Un pédophile qui a agressé sexuellement une déficiente intellectuelle à de nombreuses reprises en 2017, alors qu’il venait d’obtenir sa libération conditionnelle, devra rester derrière les barreaux encore un moment. L’agresseur Steve Daraîche présente un risque élevé de récidive et nie toujours avoir une problématique sexuelle.

Louis-Samuel Perron
Louis-Samuel Perron La Presse

La Commission des libérations conditionnelles du Canada (CLCC) a donc refusé d’accorder à l’homme de 48 ans sa semi-liberté et sa libération conditionnelle totale, même s’il a purgé la moitié de sa peine de pénitencier d’environ 3 ans.

« La Commission note que, pendant plus d’un an et demi, vous avez nié les gestes qui vous étaient reprochés et avez plutôt tenté de discréditer la victime », souligne la CLCC dans une décision du 21 juillet rendue publique cette semaine.

Au printemps 2017, Steve Daraîche a agressé sexuellement à une vingtaine de reprises une femme de 19 ans « manipulable et naïve » souffrant d’une déficience intellectuelle moyenne. Très vulnérable, la victime avait de la difficulté à s’exprimer et ne savait ni lire ni compter.

C’est en effectuant des travaux pour la mère de la victime que Steve Daraîche tente de séduire la femme vulnérable. Pendant une visite surprise, l’agresseur prend la victime par les cheveux, lui enlève sa doudou et l’agresse sexuellement dans le salon. Il répète le même manège du lundi au jeudi en profitant de l’absence de la mère. Chaque fois, la victime refuse d’être touchée par son agresseur. Il n’utilise jamais de condom.

Sa « blonde »

Au procès, Steve Daraîche a prétendu ignorer entièrement la déficience intellectuelle de la victime. Celle-ci était en fait sa « blonde » et insistait pour avoir des rapports sexuels. Une version complètement rejetée par le juge, qui l’a reconnu coupable et condamné à quatre ans de détention. Mais compte tenu de sa détention préventive, sa peine de pénitencier était d’environ trois ans.

Jusqu’à son témoignage devant les commissaires cet été, Steve Daraîche a passé toute sa peine à « discréditer la victime » et à convaincre son équipe de gestion de son innocence. « Vous ne vous considériez pas fautif face à vos gestes et ne reconnaissiez pas de réelles conséquences pour la victime », lit-on dans la décision.

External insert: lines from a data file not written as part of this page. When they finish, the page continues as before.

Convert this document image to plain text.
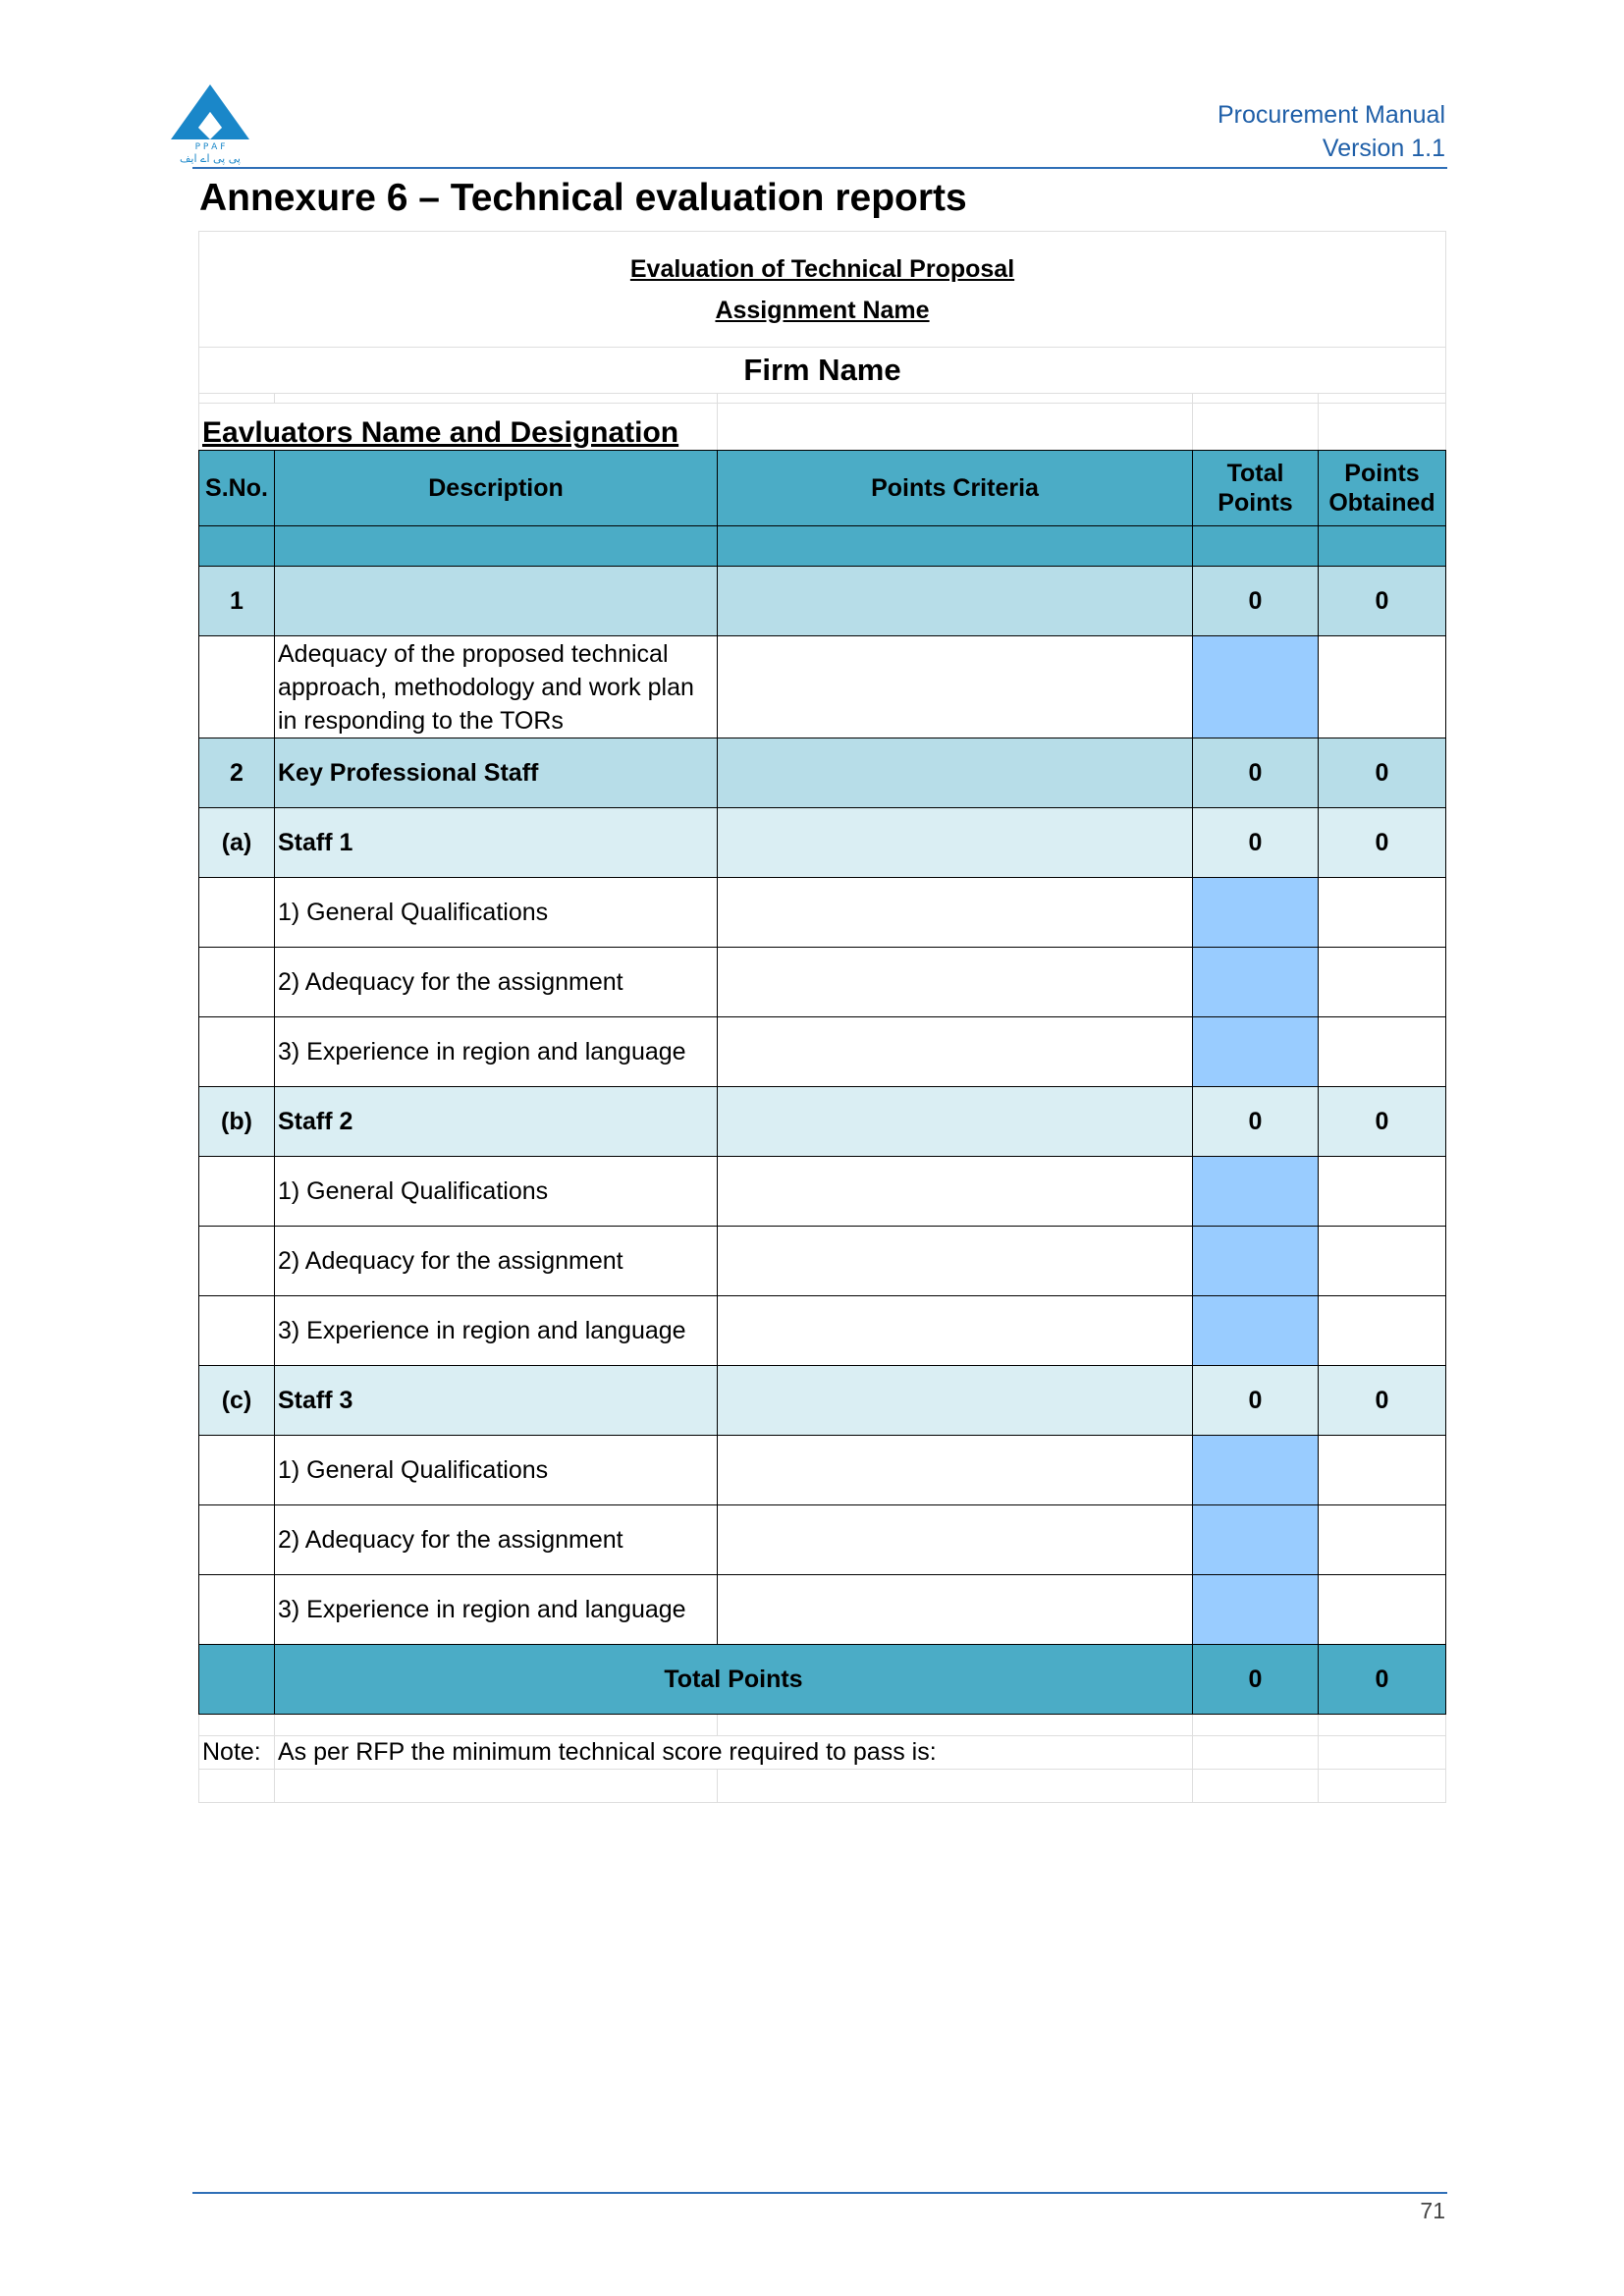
P P A F
پی پی اے ایف
Procurement Manual
Version 1.1
Annexure 6 – Technical evaluation reports
Evaluation of Technical Proposal
Assignment Name				

Firm Name				

Eavluators Name and Designation				
S.No.	Description	Points Criteria	Total Points	Points Obtained

1			0	0
	Adequacy of the proposed technical approach, methodology and work plan in responding to the TORs			
2	Key Professional Staff		0	0
(a)	Staff 1		0	0
	1) General Qualifications			
	2) Adequacy for the assignment			
	3) Experience in region and language			
(b)	Staff 2		0	0
	1) General Qualifications			
	2) Adequacy for the assignment			
	3) Experience in region and language			
(c)	Staff 3		0	0
	1) General Qualifications			
	2) Adequacy for the assignment			
	3) Experience in region and language			
	Total Points		0	0

Note:	As per RFP the minimum technical score required to pass is:			

71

Or, pendant l’audience pour obtenir sa libération conditionnelle, le pédophile a finalement reconnu ses torts envers la victime et le fait que celle-ci n’était peut-être pas consentante. Il a expliqué être allé « trop vite » avec elle. Malgré ce progrès, Steve Daraîche présente un risque toujours inacceptable pour la société, selon la CLCC.

Les commissaires soulignent que son plan d’hébergement n’était pas réaliste, puisqu’il prévoit très peu d’encadrement. Ce qui est d’autant plus inquiétant, puisqu’il a récidivé pendant sa libération conditionnelle totale, il y a trois ans. Il purgeait alors une peine pour possession et distribution de pornographie juvénile.

Lorsqu’il pourra profiter d’une mise en liberté sous surveillance, Steve Daraîche devra se soumettre à de sévères conditions. Il lui sera notamment interdit d’avoir un ordinateur et d’être en contact avec des personnes vulnérables.